Since founding Nine Dot Arts in 2009, Weidmann and Casey—both formally trained studio artists—have helped clients in more than 33 states and four countries source original works by emerging and established artists from Colorado and around the globe. (Along the way, they’ve helped launch the careers of local favorites Ian Fisher, Sandra Fettingis, and Andrew Ramiro Tirado, to name a few.) Here, the duo dishes on Denver, dream collabs, and what’s next.

5280 Home: Why does Denver need public art?
Martha Weidmann: Art elevates public spaces by providing intrigue, character, memories, wayfinding, moments of respite, connections with different audiences, and support for the creative community. Art tells the story of humanity. Without it, we have no soul as a city.

How does your background as studio artists influence your work?
Molly Casey: Our formal training gives us an advantage when connecting artists and businesses. We understand quality craftsmanship, which allows us to truly respect and appreciate great work when we see it. We can empathize with artists because we know how difficult their work is. Our artistic backgrounds also help us explain artwork to our clients in a way that’s approachable and fun. We make the art world less intimidating and more accessible.

Which local artists are you itching to collaborate with?
MW: Ben Siekierski, a young artist who works in media ranging from porcelain compositions to video art, all united by an air of dry humor; the Cleo Parker Robinson Dance institution; Colorado poet laureate Joseph Hutchison; and Jami Duffy, executive director of [music-education nonprofit] Youth on Record.

Where can we see your curatorial work next?
MC: At Union Hall [opening early 2019 at the Coloradan at Union Station], a community-focused arts space [created by Colorado-based developer East West Partners] for locals and visitors. Our curatorial program there is focused on experimental and groundbreaking exhibitions utilizing new mediums and technology; young artists and curators; and impactful lectures, events, and performances.

Before you go: What’s the name “Nine Dot Arts” about?
MW: “Nine Dot Arts” is inspired by the classic brainteaser known as the “nine dot puzzle.” The challenge is to connect all nine dots using only four straight lines, without lifting the pen off the paper. Most people think within the perceived grid. The key is to think outside the box.

Find Nine Dot Arts’ curated collections in these Front Range public spaces.

Look For: Chicago artist Chris Silva’s “Audio Visual,” a mixed-media installation—representing the hotel’s scenic location near Red Rocks Amphitheatre—made of painted salvaged wood and repurposed vinyl records. Photo courtesy of Origin Red Rocks

1. Where: The Elizabeth Hotel, Fort Collins, first-floor elevator lobby
Look For: Mixed-media artist John Garrett’s curtain-like “Mourning,” which is made of crocheted audio cassette tape—in keeping with the hotel’s music theme.

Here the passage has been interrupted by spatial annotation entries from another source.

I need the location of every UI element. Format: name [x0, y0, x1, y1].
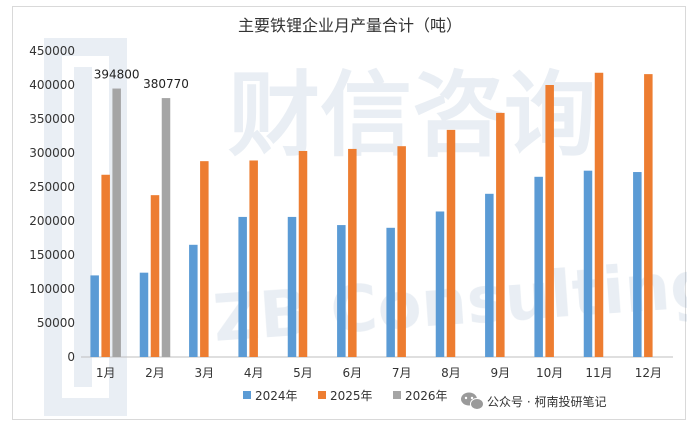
x-tick-label: 5月	[293, 366, 313, 380]
bar-1-5	[287, 216, 297, 357]
chart-title: 主要铁锂企业月产量合计（吨）	[238, 16, 462, 35]
legend: 2024年 2025年 2026年	[243, 389, 448, 403]
wechat-account-label: 公众号 · 柯南投研笔记	[487, 394, 606, 409]
x-tick-label: 12月	[635, 366, 662, 380]
data-label: 380770	[143, 77, 189, 91]
bar-2-3	[200, 161, 209, 357]
bar-1-1	[90, 275, 99, 357]
legend-label: 2026年	[405, 389, 448, 403]
y-tick-label: 150000	[29, 248, 75, 262]
y-tick-label: 300000	[29, 146, 75, 160]
x-tick-label: 9月	[491, 366, 511, 380]
wechat-footer: 公众号 · 柯南投研笔记	[461, 392, 606, 410]
legend-swatch	[243, 391, 251, 399]
legend-swatch	[393, 391, 401, 399]
y-tick-label: 100000	[29, 282, 75, 296]
bars	[90, 72, 653, 358]
bar-1-9	[485, 193, 494, 357]
x-axis: 1月 2月 3月 4月 5月 6月 7月 8月 9月 10月 11月 12月	[96, 366, 662, 380]
bar-1-11	[583, 170, 593, 357]
watermark-text: 财信咨询	[228, 62, 596, 169]
x-tick-label: 1月	[96, 366, 116, 380]
x-tick-label: 3月	[195, 366, 215, 380]
bar-3-2	[161, 98, 171, 357]
bar-2-10	[545, 85, 554, 357]
x-tick-label: 4月	[244, 366, 264, 380]
x-tick-label: 11月	[585, 366, 612, 380]
bar-2-4	[249, 160, 258, 357]
x-tick-label: 8月	[441, 366, 461, 380]
bar-1-6	[337, 225, 346, 357]
watermark-logo	[44, 38, 127, 416]
y-tick-label: 350000	[29, 112, 75, 126]
x-tick-label: 7月	[392, 366, 412, 380]
x-tick-label: 10月	[536, 366, 563, 380]
wechat-icon	[461, 392, 484, 410]
bar-2-2	[150, 195, 160, 357]
y-tick-label: 450000	[29, 44, 75, 58]
bar-2-12	[644, 74, 653, 358]
bar-2-7	[397, 146, 406, 357]
y-tick-label: 0	[67, 350, 75, 364]
bar-2-8	[446, 129, 456, 357]
legend-label: 2025年	[330, 389, 373, 403]
bar-2-9	[496, 112, 505, 357]
bar-2-11	[594, 72, 604, 357]
y-tick-label: 400000	[29, 78, 75, 92]
bar-1-7	[386, 227, 395, 357]
chart-frame: 财信咨询 ZB Consulting 主要铁锂企业月产量合计（吨） 0 50000…	[12, 6, 687, 420]
bar-1-4	[238, 216, 247, 357]
bar-1-10	[534, 176, 543, 357]
legend-swatch	[318, 391, 326, 399]
x-tick-label: 6月	[343, 366, 363, 380]
legend-label: 2024年	[255, 389, 298, 403]
bar-1-12	[633, 172, 642, 357]
y-tick-label: 250000	[29, 180, 75, 194]
bar-1-2	[139, 272, 149, 357]
bar-2-5	[298, 150, 308, 357]
bar-1-3	[189, 244, 198, 357]
bar-2-1	[101, 174, 110, 357]
chart: 财信咨询 ZB Consulting 主要铁锂企业月产量合计（吨） 050000…	[29, 16, 687, 416]
data-label: 394800	[94, 68, 140, 82]
y-axis: 0 50000 100000 150000 200000 250000 300000 3500…	[29, 44, 75, 364]
bar-3-1	[112, 88, 121, 357]
x-tick-label: 2月	[145, 366, 165, 380]
y-tick-label: 200000	[29, 214, 75, 228]
bar-2-6	[348, 148, 357, 357]
bar-1-8	[435, 211, 445, 357]
y-tick-label: 50000	[37, 316, 75, 330]
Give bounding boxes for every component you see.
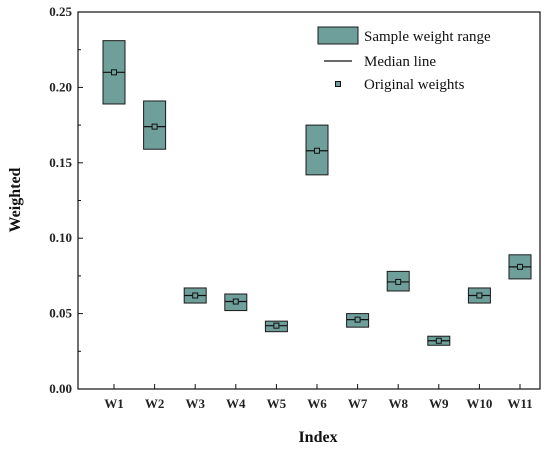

2. Where: Le Méridien Denver Downtown hotel, behind the reception desk
Look For: “Marie,” a giant assemblage of more than 1,100 miniature oil portraits of Marie Antoinette, by Denver painter Jonathan Saiz.

3. Where: The Maven Hotel, LoDo, first-floor elevator lobby
Look For: Denver visual artist Travis Hetman’s “Dark Matter Gathering” , comprising hundreds of old black-and-white photographs embellishedwith tiny, hand-painted “dark matter clusters.”

4. Where: Denver Theatre District
Look For: “The Blue Trees,” an installation for which artist Konstantin Dimopoulos and volunteers coated 156 real trees with nontoxic, natural blue pigment that will naturally degrade over 12 months.

5. Where: Union Hall at the Coloradan
Look For: Deborah Brown’s solo exhibition of recent oil paintings (opening early 2019), in which a female protagonist and her Jack Russell terrier re-enact stories from mythology, literature, and the Bible.